“充分住房”的政治面向:如果付钱给房东安置人们不起作用怎么办?

The political aspects of “full housing”: What if paying landlords to house people doesn’t work?

Environment and Planning A Economy and Space · 2026
被引 0 · 同刊同年前 8%
ABS 3

中文导读

本文分析美国疫情期间紧急租房援助资金发放缓慢而房东却积极诉讼推翻驱逐保护的现象,提出房东像雇主一样优先维护控制权而非利润,并论证基于驱逐的租赁体系是经济陷阱,住房正义需直面控制机制。

Abstract

As the COVID-19 pandemic unfolded, the U.S. Congress appropriated nearly $50 billion for Emergency Rental Assistance (ERA) to stabilize tenant housing, while the Centers for Disease Control (CDC) issued temporary protections against eviction. Real estate industry groups responded by mounting an aggressive legal campaign to overturn the CDC’s eviction protections—a campaign that succeeded when the U.S. Supreme Court ended the order less than a year after its issuance. By that point, however, less than $8 billion—approximately 17%—of the ERA funds had been disbursed. This paper develops a structural explanation for this pattern of collective property-owner behavior: the rapid mobilization to restore eviction authority alongside comparatively limited effort to access unprecedented public compensation. Drawing on Michal Kalecki’s analysis of capitalist opposition to full employment policy, the paper argues that landlords, like employers, operate within a hierarchy of class priorities in which profit-making is contingent on, and when the two come into tension, subordinate to, the preservation of mechanisms of control. Engaging the Black radical tradition and Black geographies, the analysis situates this prioritization of control within racialized systems of political domination and their spatial organization through land, housing, displacement, and mobility.

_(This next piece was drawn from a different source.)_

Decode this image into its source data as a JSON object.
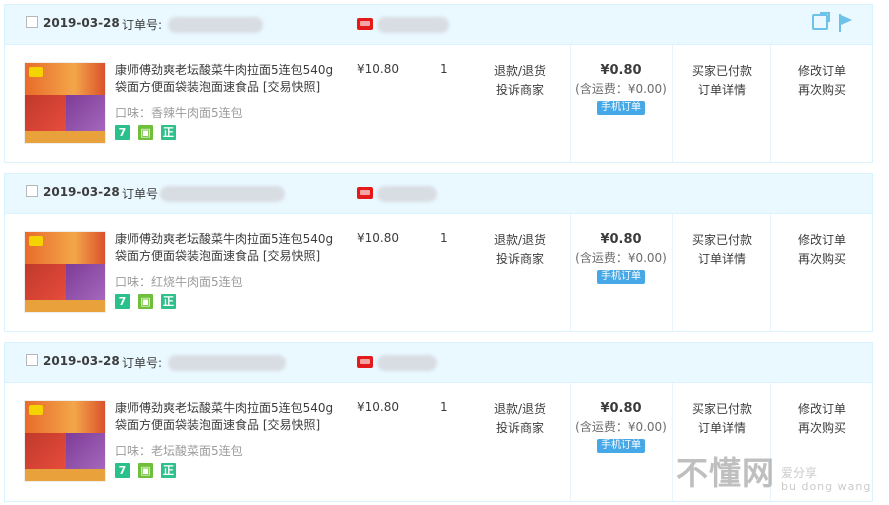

Through illustrative analyses of U.S. public housing policy and the COVID-era ERA response, the paper shows how eviction-based rental systems operate as economic traps that foreclose durable exits from market dependence. The paper thus offers an explanation for persistent landlord resistance to what it terms “full housing” policy—the housing analogue to full employment—and argues that housing justice requires confronting, rather than accommodating, the mechanisms of control that underwrite profit-making in rental housing markets.